Auch für Ärzte, Pflegepersonal und andere Leistungserbringer sei es deshalb von großem Nutzen, ihre kultu­relle Sensibilität zu schärfen. Das gelte nicht nur für Ausdrucksweisen, sondern auch für das Sozialverhalten.

Das IAT hat dazu nach eigenen Angaben eine Reihe von Befragungen und Experteninterviews durchgeführt, auf deren Grundlage sie typische Auffassungen und Verhaltensweisen in bestimmten Kulturkreisen heraus­gearbeitet haben. Keine davon sei zwingend, doch würden sie generelle Trends zeigen, die in bestimmten Gesellschaften vorherrschend sind.
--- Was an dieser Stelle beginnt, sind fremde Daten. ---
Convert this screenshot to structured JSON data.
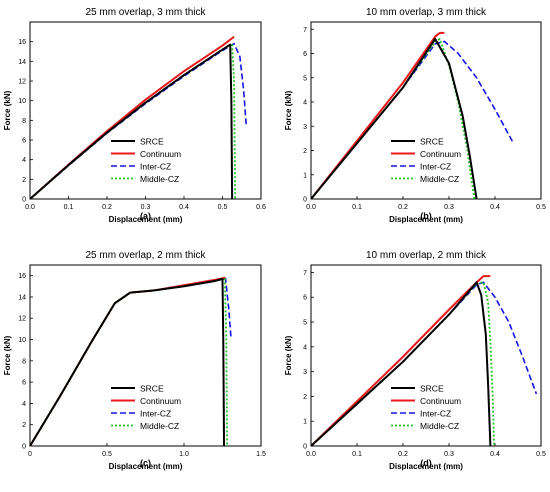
{
  "figure": {
    "panel_labels": [
      "(a)",
      "(b)",
      "(c)",
      "(d)"
    ]
  },
  "legend_colors": {
    "SRCE": "#000000",
    "Continuum": "#e8191b",
    "Inter-CZ": "#1414e6",
    "Middle-CZ": "#22c322"
  },
  "chart_data": [
    {
      "type": "line",
      "title": "25 mm overlap, 3 mm thick",
      "xlabel": "Displacement (mm)",
      "ylabel": "Force (kN)",
      "xlim": [
        0,
        0.6
      ],
      "ylim": [
        0,
        18
      ],
      "xticks": [
        "0.0",
        "0.1",
        "0.2",
        "0.3",
        "0.4",
        "0.5",
        "0.6"
      ],
      "yticks": [
        "0",
        "2",
        "4",
        "6",
        "8",
        "10",
        "12",
        "14",
        "16"
      ],
      "legend_position": "bottom-right",
      "series": [
        {
          "name": "SRCE",
          "style": "solid",
          "points": [
            [
              0,
              0
            ],
            [
              0.1,
              3.45
            ],
            [
              0.2,
              6.75
            ],
            [
              0.3,
              9.8
            ],
            [
              0.4,
              12.6
            ],
            [
              0.5,
              15.2
            ],
            [
              0.52,
              15.7
            ],
            [
              0.523,
              10
            ],
            [
              0.525,
              0
            ]
          ]
        },
        {
          "name": "Continuum",
          "style": "solid",
          "points": [
            [
              0,
              0
            ],
            [
              0.1,
              3.5
            ],
            [
              0.2,
              6.9
            ],
            [
              0.3,
              10.1
            ],
            [
              0.4,
              13.0
            ],
            [
              0.5,
              15.6
            ],
            [
              0.53,
              16.5
            ]
          ]
        },
        {
          "name": "Inter-CZ",
          "style": "dashed",
          "points": [
            [
              0,
              0
            ],
            [
              0.1,
              3.4
            ],
            [
              0.2,
              6.7
            ],
            [
              0.3,
              9.7
            ],
            [
              0.4,
              12.5
            ],
            [
              0.5,
              15.1
            ],
            [
              0.53,
              15.8
            ],
            [
              0.545,
              14.5
            ],
            [
              0.555,
              11
            ],
            [
              0.562,
              7.3
            ]
          ]
        },
        {
          "name": "Middle-CZ",
          "style": "dotted",
          "points": [
            [
              0,
              0
            ],
            [
              0.1,
              3.45
            ],
            [
              0.2,
              6.75
            ],
            [
              0.3,
              9.8
            ],
            [
              0.4,
              12.6
            ],
            [
              0.5,
              15.2
            ],
            [
              0.525,
              15.8
            ],
            [
              0.53,
              12
            ],
            [
              0.533,
              0
            ]
          ]
        }
      ]
    },
    {
      "type": "line",
      "title": "10 mm overlap, 3 mm thick",
      "xlabel": "Displacement (mm)",
      "ylabel": "Force (kN)",
      "xlim": [
        0,
        0.5
      ],
      "ylim": [
        0,
        7.3
      ],
      "xticks": [
        "0.0",
        "0.1",
        "0.2",
        "0.3",
        "0.4",
        "0.5"
      ],
      "yticks": [
        "0",
        "1",
        "2",
        "3",
        "4",
        "5",
        "6",
        "7"
      ],
      "legend_position": "bottom-right",
      "series": [
        {
          "name": "SRCE",
          "style": "solid",
          "points": [
            [
              0,
              0
            ],
            [
              0.1,
              2.3
            ],
            [
              0.2,
              4.6
            ],
            [
              0.27,
              6.6
            ],
            [
              0.3,
              5.6
            ],
            [
              0.33,
              3.4
            ],
            [
              0.345,
              1.8
            ],
            [
              0.36,
              0
            ]
          ]
        },
        {
          "name": "Continuum",
          "style": "solid",
          "points": [
            [
              0,
              0
            ],
            [
              0.1,
              2.4
            ],
            [
              0.2,
              4.8
            ],
            [
              0.27,
              6.7
            ],
            [
              0.28,
              6.85
            ],
            [
              0.29,
              6.85
            ]
          ]
        },
        {
          "name": "Inter-CZ",
          "style": "dashed",
          "points": [
            [
              0,
              0
            ],
            [
              0.1,
              2.3
            ],
            [
              0.2,
              4.6
            ],
            [
              0.27,
              6.4
            ],
            [
              0.29,
              6.5
            ],
            [
              0.32,
              6.0
            ],
            [
              0.36,
              5.0
            ],
            [
              0.4,
              3.7
            ],
            [
              0.44,
              2.3
            ]
          ]
        },
        {
          "name": "Middle-CZ",
          "style": "dotted",
          "points": [
            [
              0,
              0
            ],
            [
              0.1,
              2.3
            ],
            [
              0.2,
              4.6
            ],
            [
              0.27,
              6.5
            ],
            [
              0.28,
              6.6
            ],
            [
              0.3,
              5.5
            ],
            [
              0.32,
              4.0
            ],
            [
              0.34,
              2.0
            ],
            [
              0.355,
              0
            ]
          ]
        }
      ]
    },
    {
      "type": "line",
      "title": "25 mm overlap, 2 mm thick",
      "xlabel": "Displacement (mm)",
      "ylabel": "Force (kN)",
      "xlim": [
        0,
        1.5
      ],
      "ylim": [
        0,
        17
      ],
      "xticks": [
        "0",
        "0.5",
        "1.0",
        "1.5"
      ],
      "yticks": [
        "0",
        "2",
        "4",
        "6",
        "8",
        "10",
        "12",
        "14",
        "16"
      ],
      "legend_position": "bottom-right",
      "series": [
        {
          "name": "SRCE",
          "style": "solid",
          "points": [
            [
              0,
              0
            ],
            [
              0.2,
              4.8
            ],
            [
              0.4,
              9.8
            ],
            [
              0.55,
              13.4
            ],
            [
              0.65,
              14.4
            ],
            [
              0.8,
              14.6
            ],
            [
              1.0,
              15.0
            ],
            [
              1.2,
              15.5
            ],
            [
              1.25,
              15.7
            ],
            [
              1.255,
              10
            ],
            [
              1.26,
              0
            ]
          ]
        },
        {
          "name": "Continuum",
          "style": "solid",
          "points": [
            [
              0,
              0
            ],
            [
              0.2,
              4.8
            ],
            [
              0.4,
              9.8
            ],
            [
              0.55,
              13.4
            ],
            [
              0.65,
              14.4
            ],
            [
              0.8,
              14.6
            ],
            [
              1.0,
              15.1
            ],
            [
              1.2,
              15.6
            ],
            [
              1.27,
              15.8
            ]
          ]
        },
        {
          "name": "Inter-CZ",
          "style": "dashed",
          "points": [
            [
              0,
              0
            ],
            [
              0.2,
              4.8
            ],
            [
              0.4,
              9.8
            ],
            [
              0.55,
              13.4
            ],
            [
              0.65,
              14.4
            ],
            [
              0.8,
              14.6
            ],
            [
              1.0,
              15.0
            ],
            [
              1.2,
              15.5
            ],
            [
              1.27,
              15.7
            ],
            [
              1.29,
              13
            ],
            [
              1.305,
              10.2
            ]
          ]
        },
        {
          "name": "Middle-CZ",
          "style": "dotted",
          "points": [
            [
              0,
              0
            ],
            [
              0.2,
              4.8
            ],
            [
              0.4,
              9.8
            ],
            [
              0.55,
              13.4
            ],
            [
              0.65,
              14.4
            ],
            [
              0.8,
              14.6
            ],
            [
              1.0,
              15.0
            ],
            [
              1.2,
              15.5
            ],
            [
              1.265,
              15.7
            ],
            [
              1.275,
              10
            ],
            [
              1.28,
              0
            ]
          ]
        }
      ]
    },
    {
      "type": "line",
      "title": "10 mm overlap, 2 mm thick",
      "xlabel": "Displacement (mm)",
      "ylabel": "Force (kN)",
      "xlim": [
        0,
        0.5
      ],
      "ylim": [
        0,
        7.3
      ],
      "xticks": [
        "0.0",
        "0.1",
        "0.2",
        "0.3",
        "0.4",
        "0.5"
      ],
      "yticks": [
        "0",
        "1",
        "2",
        "3",
        "4",
        "5",
        "6",
        "7"
      ],
      "legend_position": "bottom-right",
      "series": [
        {
          "name": "SRCE",
          "style": "solid",
          "points": [
            [
              0,
              0
            ],
            [
              0.1,
              1.7
            ],
            [
              0.2,
              3.4
            ],
            [
              0.3,
              5.3
            ],
            [
              0.36,
              6.6
            ],
            [
              0.37,
              6.1
            ],
            [
              0.38,
              4.5
            ],
            [
              0.385,
              2.5
            ],
            [
              0.39,
              0
            ]
          ]
        },
        {
          "name": "Continuum",
          "style": "solid",
          "points": [
            [
              0,
              0
            ],
            [
              0.1,
              1.8
            ],
            [
              0.2,
              3.6
            ],
            [
              0.3,
              5.5
            ],
            [
              0.36,
              6.6
            ],
            [
              0.375,
              6.85
            ],
            [
              0.39,
              6.85
            ]
          ]
        },
        {
          "name": "Inter-CZ",
          "style": "dashed",
          "points": [
            [
              0,
              0
            ],
            [
              0.1,
              1.7
            ],
            [
              0.2,
              3.4
            ],
            [
              0.3,
              5.3
            ],
            [
              0.36,
              6.5
            ],
            [
              0.375,
              6.6
            ],
            [
              0.4,
              6.0
            ],
            [
              0.43,
              5.0
            ],
            [
              0.46,
              3.6
            ],
            [
              0.49,
              2.1
            ]
          ]
        },
        {
          "name": "Middle-CZ",
          "style": "dotted",
          "points": [
            [
              0,
              0
            ],
            [
              0.1,
              1.7
            ],
            [
              0.2,
              3.4
            ],
            [
              0.3,
              5.3
            ],
            [
              0.36,
              6.55
            ],
            [
              0.375,
              6.6
            ],
            [
              0.385,
              5.8
            ],
            [
              0.39,
              4.2
            ],
            [
              0.395,
              2.0
            ],
            [
              0.398,
              0
            ]
          ]
        }
      ]
    }
  ]
}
So könne das Anerkennen einer Krankheit in vielen Gesellschaften Subsahara-Afrikas den sozialen Status einer Person gefährden. Als Folge würden auch ernste Erkrankungen häufig nicht öffentlich gemacht, um den eigenen sozialen Status nicht zu gefährden und entsprechend hoch seien oft die Hemmungen, über Vorer­krankungen zu sprechen, erklärte der mit dem Projekt befasste wissenschaftliche Mitarbeiter Tim Knospe heute bei dessen Vorstellung.

Ähnlich sehe es in vielen ostasiatischen Gesellschaften aus, die eher kollektivistisch als individualistisch orientiert sind. Konformität und Zusammenhalt der Familie oder Gruppe würden dort oft als wichtiger an­gesehen als eigene Befindlichkeiten, Probleme dementsprechend oft sehr lange zurückgehalten, um der Gruppe nicht zur Last zu fallen.

Speziell psychische Erkrankungen würden vor diesem Hintergrund oft als persönliches Scheitern, Inkompe­tenz oder eigene Unzulänglichkeit aufgefasst. Das erkläre beispielsweise zu einem großen Teil die außer­gewöhnlich hohen Selbstmordraten in Japan.

In arabischen Gesellschaften wiederum spiele die Autorität des Arztes eine größere Rolle. In der praktischen Arbeit helfe es da beispielsweise, sich dessen bewusst zu sein: Dass ein Patient nicht aktiv nachfragt, könne auch ein Zeichen des Respekts sein. Wichtige Informationen solle man deshalb aktiv vortragen.

Auch die Bedeutung des Vertrauensverhältnisses spiele hier eine große Rolle: Im Vergleich zur hier üblichen eng getakteten Abfertigung in Deutschland sei es für viele Menschen aus den arabischen, türkischen oder iranischen Kulturräumen wichtig, indirekte Kommunikation mit einem hohen Grad an Kontextualisierung zu führen, statt einfach nur Informationen wiederzugeben.

Ein Schwerpunkt des Projekts ist darüber hinaus, Migranten, die bereits längere Zeit in Deutschland leben, einzubeziehen und zu schulen, um andere Migranten unterstützen zu können. Patienten wie Leiastungserbrin­ger gleichermaßen können sich auf der Seite des Projekts über all diese Themen informieren und dazu Leit­fäden, Trainingsmaterialien sowie eine Trainingsplattform nutzen.